Task 1 sample answer and examiner’s comments
Read this student’s response to the Task 1 in the previous step. Then read the examiner’s comments on what this student has done well and how they could improve. Think about how the examiner’s comments relate to the assessment criteria we saw in Step 1.5.
The writer has made a good effort to answer the question and describe the main points in the charts. The statements are generally accurate but not full enough to give all the key points. There is a brief introductory sentence which could be further expanded. The writer does not use the figures from the charts to support the statements. This means that some important details are missing.
The candidate’s response to the question is not long enough. For Task 1 candidates must write at least 150 words but this answer is below that number. The writing is presented in a satisfactory format. Full sentences are used. The points made in the answer are relevant to the question but could be developed. There is no clear overview. The final sentence only refers to female students and therefore does not provide a full summary of the information.
The writing is quite difficult for the reader to follow. The writer attempts to describe the main differences between male and female students in education. However, the information is not always presented in a clear way. For example, in the second sentence the writer moves from male students studying part-time in 1970; part-time and full-time in 1980; and studying full-time in 1990 and 1970. The sentence is not easy to read as the points are arranged in a confusing way. The writer uses the linking phrase ’on the other hand’ correctly. However, more linking words and phrases could be used in the answer.
The writer uses a limited range of vocabulary to present the information. Many words and phrases which the writer uses have already been given in the task and these are repeated in the answer. There is some use of words to describe trends such as ‘increase’ and ‘decrease’. In addition, the writer uses the language of comparison, for example ‘compare’ and ‘twice as many’. However, the writer’s use of such words and phrases is limited.
The writer shows some awareness of sentence structure. However, there are frequent grammatical errors throughout the answer. These include problems of word order: ‘men were studying more than women full-time or part-time’; and problems with subject verb agreement: ‘women has’ instead of ‘women have’. The word ‘it’ is often misused and can lead to difficulties in understanding the message.
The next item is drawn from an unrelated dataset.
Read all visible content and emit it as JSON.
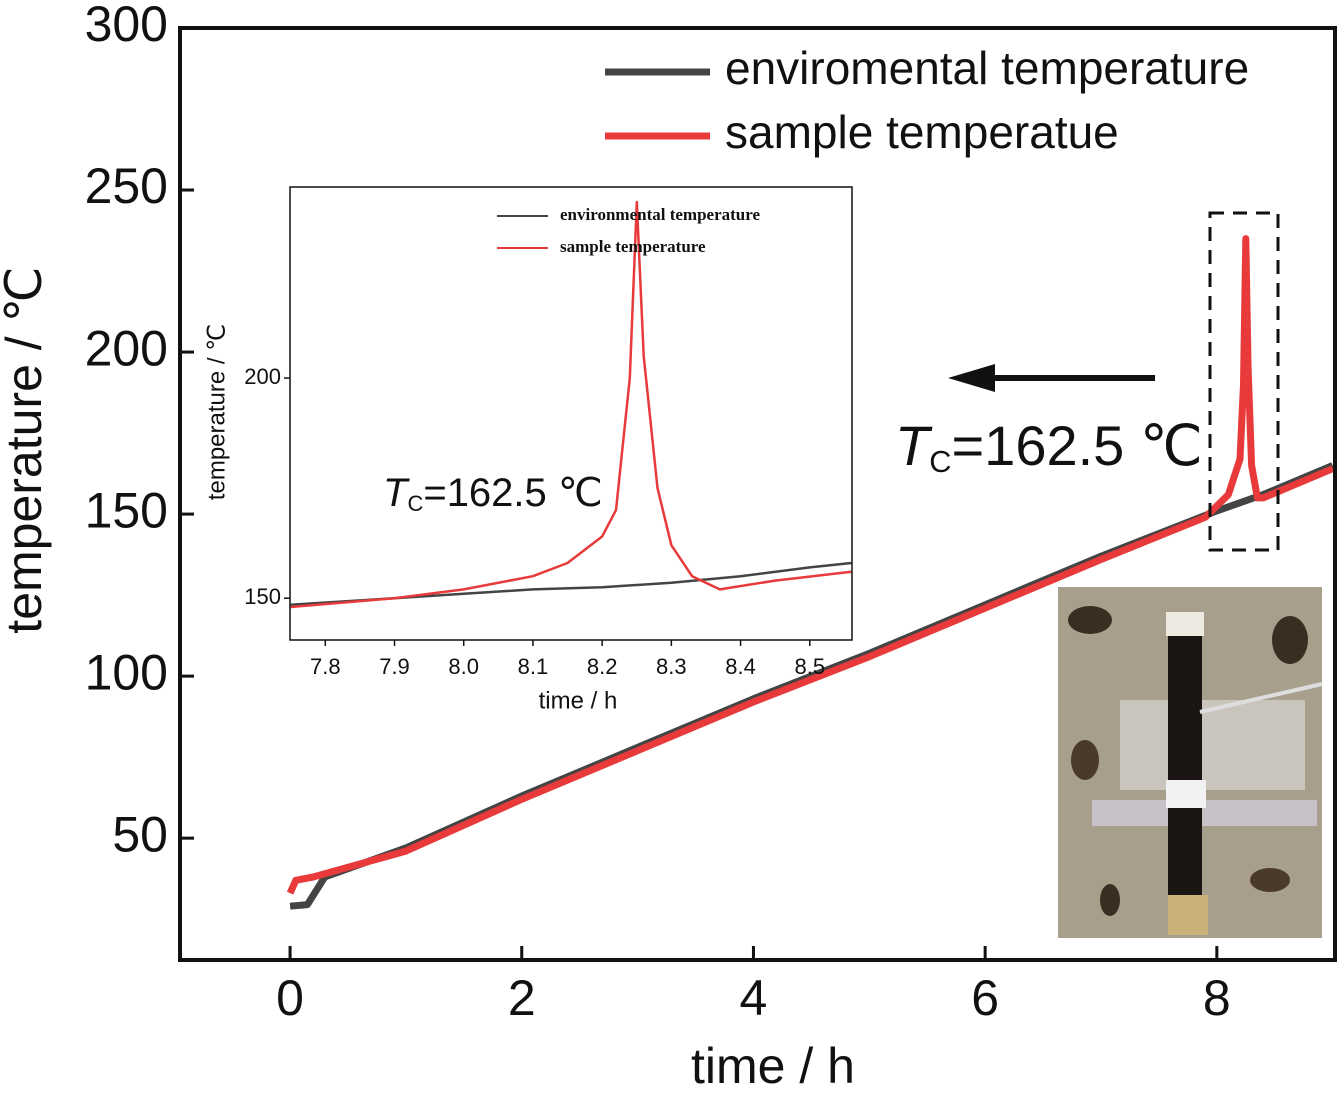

Although the writer uses long sentences, the ideas are linked by words such as ‘but’ and ‘and’ rather than by relative pronouns such as ‘who’ and ‘which’. Present, and past tenses are generally used accurately. The writer has some knowledge of the passive voice but this is used incorrectly with the verbs ‘increase’ and ‘decrease’. In addition there are some punctuation mistakes.
In conclusion, this answer does not fully address the task. Some key points are missing, and the overall conclusion is not clear.